Doesn’t butter contain artery-clogging saturated fat? “There’s room in the diet for some saturated fat,” explains Patton. “A lot of the patients we see at the Institute have high cholesterol levels. So we advise no more than 5 to 6 percent of daily calories come from saturated fat. On the average 2,000-calorie diet, that’s 11 to 13 grams of saturated fat.”
Since one tablespoon of butter contains seven grams of saturated fat, spreading it lightly is key. Bottom line: Let’s not demonize butter, but let’s not eat it with abandon, either. Small amounts are fine as part of a heart healthy diet.
The winner: “Butter is better,” says Patton. Still partial to spreads that use yogurt or olive oil or other healthful ingredients? Patton rates them here.
For decades, red wine has been singled out for its role in improving cholesterol levels and heart health, while white wine remained on the sidelines.
But one new study suggests that wine color may not matter when it comes to heart health.
In the 2017 In Vino Veritas study, European scientists followed a small group of wine drinkers — half drank red wine and half drank a white chardonnay-pinot — for one year. What they found: all 157 study participants who sipped wine (either color) were able to lower their LDL or “bad” cholesterol levels significantly.

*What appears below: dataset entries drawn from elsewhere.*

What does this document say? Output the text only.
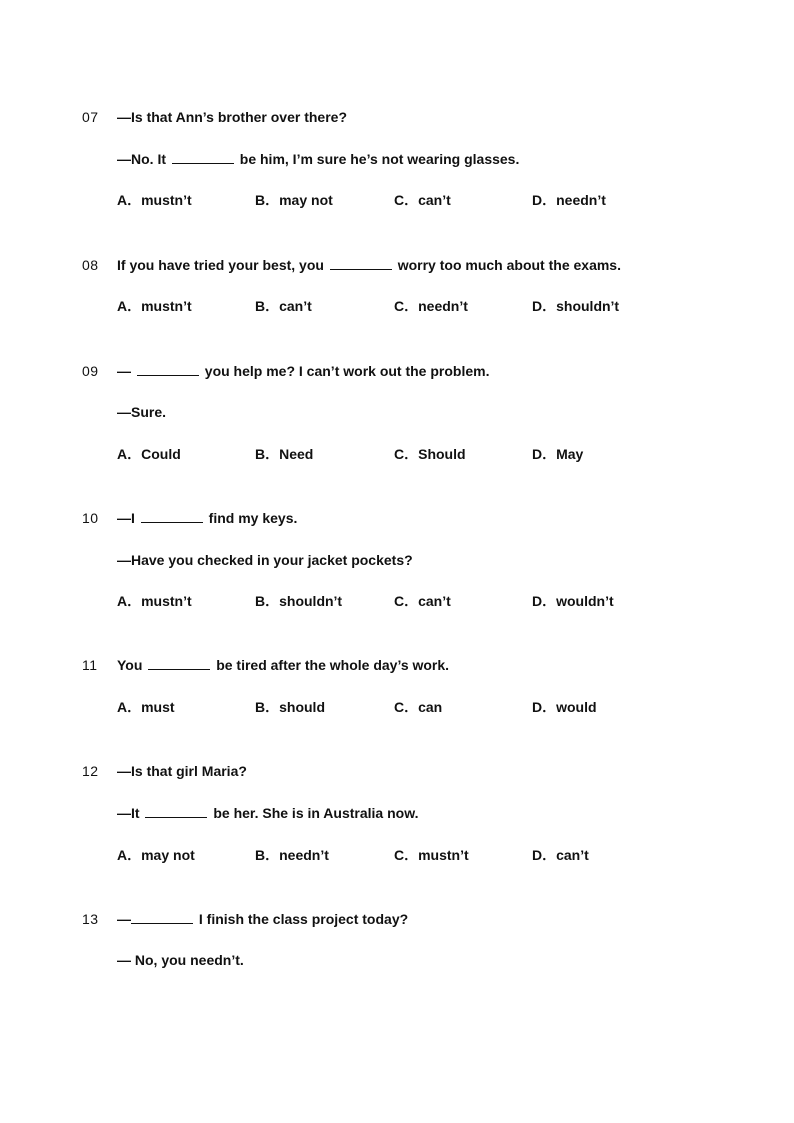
07	—Is that Ann’s brother over there?
—No. It	be him, I’m sure he’s not wearing glasses.
A．mustn’t	B．may not	C．can’t	D．needn’t
08	If you have tried your best, you	worry too much about the exams.
A．mustn’t	B．can’t	C．needn’t	D．shouldn’t
09	—	you help me? I can’t work out the problem.
—Sure.
A．Could	B．Need	C．Should	D．May
10	—I	find my keys.
—Have you checked in your jacket pockets?
A．mustn’t	B．shouldn’t	C．can’t	D．wouldn’t
11	You	be tired after the whole day’s work.
A．must	B．should	C．can	D．would
12	—Is that girl Maria?
—It	be her. She is in Australia now.
A．may not	B．needn’t	C．mustn’t	D．can’t
13	—	I finish the class project today?
— No, you needn’t.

So is white wine on the road to becoming an equal to red?
“I don’t think there’s enough research to say one way or the other,” says Patton. “The only slight difference is that the skins are left on for red wine, but they’re taken off with white wine.” And since the skins contain antioxidants, red wines might be a little higher in that substance.

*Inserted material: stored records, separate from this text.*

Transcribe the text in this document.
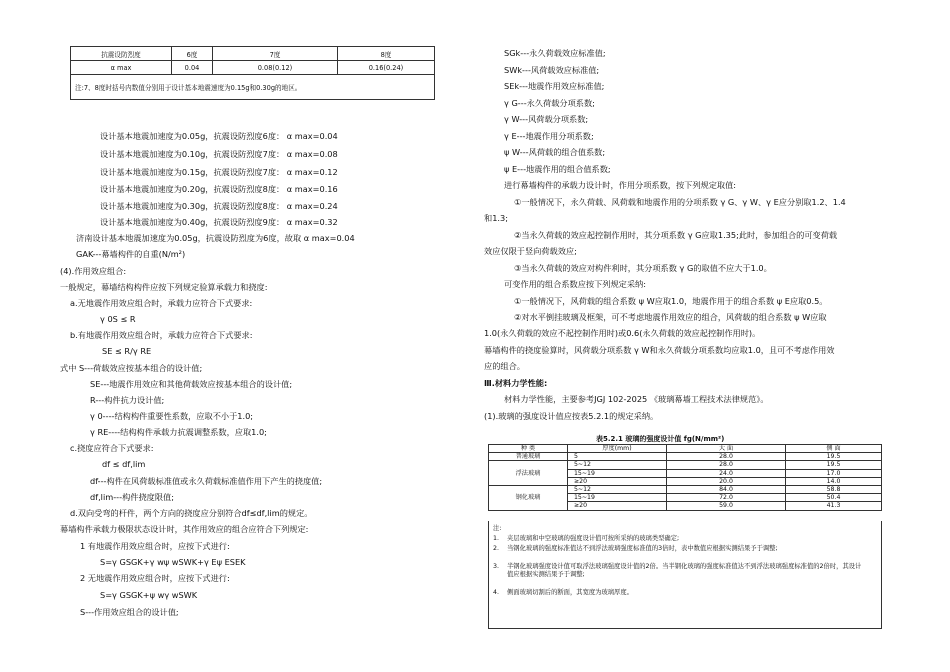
抗震设防烈度	6度	7度	8度
α max	0.04	0.08(0.12)	0.16(0.24)
注:7、8度时括号内数值分别用于设计基本地震速度为0.15g和0.30g的地区。			
设计基本地震加速度为0.05g，抗震设防烈度6度： α max=0.04
设计基本地震加速度为0.10g，抗震设防烈度7度： α max=0.08
设计基本地震加速度为0.15g，抗震设防烈度7度： α max=0.12
设计基本地震加速度为0.20g，抗震设防烈度8度： α max=0.16
设计基本地震加速度为0.30g，抗震设防烈度8度： α max=0.24
设计基本地震加速度为0.40g，抗震设防烈度9度： α max=0.32
济南设计基本地震加速度为0.05g，抗震设防烈度为6度，故取 α max=0.04
GAK---幕墙构件的自重(N/m²)
(4).作用效应组合:
一般规定，幕墙结构构件应按下列规定验算承载力和挠度:
a.无地震作用效应组合时，承载力应符合下式要求:
γ 0S ≤ R
b.有地震作用效应组合时，承载力应符合下式要求:
SE ≤ R/γ RE
式中 S---荷载效应按基本组合的设计值;
SE---地震作用效应和其他荷载效应按基本组合的设计值;
R---构件抗力设计值;
γ 0----结构构件重要性系数，应取不小于1.0;
γ RE----结构构件承载力抗震调整系数，应取1.0;
c.挠度应符合下式要求:
df ≤ df,lim
df---构件在风荷载标准值或永久荷载标准值作用下产生的挠度值;
df,lim---构件挠度限值;
d.双向受弯的杆件，两个方向的挠度应分别符合df≤df,lim的规定。
幕墙构件承载力极限状态设计时，其作用效应的组合应符合下列规定:
1 有地震作用效应组合时，应按下式进行:
S=γ GSGK+γ wψ wSWK+γ Eψ ESEK
2 无地震作用效应组合时，应按下式进行:
S=γ GSGK+ψ wγ wSWK
S---作用效应组合的设计值;
SGk---永久荷载效应标准值;
SWk---风荷载效应标准值;
SEk---地震作用效应标准值;
γ G---永久荷载分项系数;
γ W---风荷载分项系数;
γ E---地震作用分项系数;
ψ W---风荷载的组合值系数;
ψ E---地震作用的组合值系数;
进行幕墙构件的承载力设计时，作用分项系数，按下列规定取值:
①一般情况下，永久荷载、风荷载和地震作用的分项系数 γ G、γ W、γ E应分别取1.2、1.4
和1.3;
②当永久荷载的效应起控制作用时，其分项系数 γ G应取1.35;此时，参加组合的可变荷载
效应仅限于竖向荷载效应;
③当永久荷载的效应对构件利时，其分项系数 γ G的取值不应大于1.0。
可变作用的组合系数应按下列规定采纳:
①一般情况下，风荷载的组合系数 ψ W应取1.0，地震作用于的组合系数 ψ E应取0.5。
②对水平倒挂玻璃及框架，可不考虑地震作用效应的组合，风荷载的组合系数 ψ W应取
1.0(永久荷载的效应不起控制作用时)或0.6(永久荷载的效应起控制作用时)。
幕墙构件的挠度验算时，风荷载分项系数 γ W和永久荷载分项系数均应取1.0，且可不考虑作用效
应的组合。
Ⅲ.材料力学性能:
材料力学性能，主要参考JGJ 102-2025 《玻璃幕墙工程技术法律规范》。
(1).玻璃的强度设计值应按表5.2.1的规定采纳。
表5.2.1 玻璃的强度设计值 fg(N/mm²)
种 类	厚度(mm)	大 面	侧 面
普通玻璃	5	28.0	19.5
浮法玻璃	5~12	28.0	19.5
	15~19	24.0	17.0
	≥20	20.0	14.0
钢化玻璃	5~12	84.0	58.8
	15~19	72.0	50.4
	≥20	59.0	41.3
注:
1. 夹层玻璃和中空玻璃的强度设计值可按所采纳的玻璃类型确定;
2. 当钢化玻璃的强度标准值达不到浮法玻璃强度标准值的3倍时，表中数值应根据实测结果予于调整;
3. 半钢化玻璃强度设计值可取浮法玻璃强度设计值的2倍。当半钢化玻璃的强度标准值达不到浮法玻璃强度标准值的2倍时，其设计值应根据实测结果予于调整;
4. 侧面玻璃切割后的断面，其宽度为玻璃厚度。
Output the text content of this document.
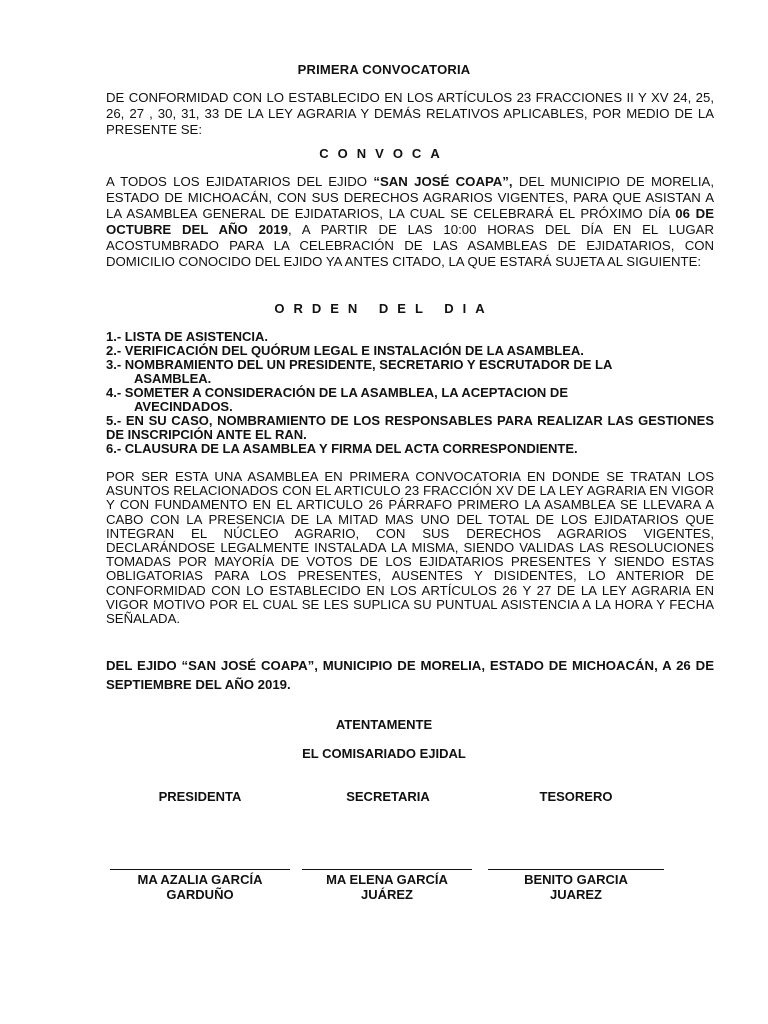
PRIMERA CONVOCATORIA
DE CONFORMIDAD CON LO ESTABLECIDO EN LOS ARTÍCULOS 23 FRACCIONES II Y XV 24, 25, 26, 27 , 30, 31, 33 DE LA LEY AGRARIA Y DEMÁS RELATIVOS APLICABLES, POR MEDIO DE LA PRESENTE SE:
CONVOCA
A TODOS LOS EJIDATARIOS DEL EJIDO “SAN JOSÉ COAPA”, DEL MUNICIPIO DE MORELIA, ESTADO DE MICHOACÁN, CON SUS DERECHOS AGRARIOS VIGENTES, PARA QUE ASISTAN A LA ASAMBLEA GENERAL DE EJIDATARIOS, LA CUAL SE CELEBRARÁ EL PRÓXIMO DÍA 06 DE OCTUBRE DEL AÑO 2019, A PARTIR DE LAS 10:00 HORAS DEL DÍA EN EL LUGAR ACOSTUMBRADO PARA LA CELEBRACIÓN DE LAS ASAMBLEAS DE EJIDATARIOS, CON DOMICILIO CONOCIDO DEL EJIDO YA ANTES CITADO, LA QUE ESTARÁ SUJETA AL SIGUIENTE:
ORDEN DEL DIA
1.- LISTA DE ASISTENCIA.
2.- VERIFICACIÓN DEL QUÓRUM LEGAL E INSTALACIÓN DE LA ASAMBLEA.
3.- NOMBRAMIENTO DEL UN PRESIDENTE, SECRETARIO Y ESCRUTADOR DE LA
ASAMBLEA.
4.- SOMETER A CONSIDERACIÓN DE LA ASAMBLEA, LA ACEPTACION DE
AVECINDADOS.
5.- EN SU CASO, NOMBRAMIENTO DE LOS RESPONSABLES PARA REALIZAR LAS GESTIONES DE INSCRIPCIÓN ANTE EL RAN.
6.- CLAUSURA DE LA ASAMBLEA Y FIRMA DEL ACTA CORRESPONDIENTE.
POR SER ESTA UNA ASAMBLEA EN PRIMERA CONVOCATORIA EN DONDE SE TRATAN LOS ASUNTOS RELACIONADOS CON EL ARTICULO 23 FRACCIÓN XV DE LA LEY AGRARIA EN VIGOR Y CON FUNDAMENTO EN EL ARTICULO 26 PÁRRAFO PRIMERO LA ASAMBLEA SE LLEVARA A CABO CON LA PRESENCIA DE LA MITAD MAS UNO DEL TOTAL DE LOS EJIDATARIOS QUE INTEGRAN EL NÚCLEO AGRARIO, CON SUS DERECHOS AGRARIOS VIGENTES, DECLARÁNDOSE LEGALMENTE INSTALADA LA MISMA, SIENDO VALIDAS LAS RESOLUCIONES TOMADAS POR MAYORÍA DE VOTOS DE LOS EJIDATARIOS PRESENTES Y SIENDO ESTAS OBLIGATORIAS PARA LOS PRESENTES, AUSENTES Y DISIDENTES, LO ANTERIOR DE CONFORMIDAD CON LO ESTABLECIDO EN LOS ARTÍCULOS 26 Y 27 DE LA LEY AGRARIA EN VIGOR MOTIVO POR EL CUAL SE LES SUPLICA SU PUNTUAL ASISTENCIA A LA HORA Y FECHA SEÑALADA.
DEL EJIDO “SAN JOSÉ COAPA”, MUNICIPIO DE MORELIA, ESTADO DE MICHOACÁN, A 26 DE SEPTIEMBRE DEL AÑO 2019.
ATENTAMENTE
EL COMISARIADO EJIDAL
PRESIDENTA	SECRETARIA	TESORERO
MA AZALIA GARCÍA
GARDUÑO
MA ELENA GARCÍA
JUÁREZ
BENITO GARCIA
JUAREZ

But Patton says Cleveland Clinic uses diet guidelines from the landmark 2013 Predimed study (Primary Prevention of Cardiovascular Disease with a Mediterranean Diet) where researchers found that a traditional Mediterranean diet supplemented with extra-virgin olive oil or tree nuts can reduce the risk of heart attack, death from cardiovascular disease or stroke by a whopping 30 percent. “There was no control in the type of wine they drank in this study,” says Patton. “And both groups had reduced risk for cardiovascular disease.”
The winner: Your choice, but keep to one serving (five ounces) daily for women and two for men. And resist overdoing it. “You can’t just save up those daily servings and drink them all at once and get the same benefits,” says Patton.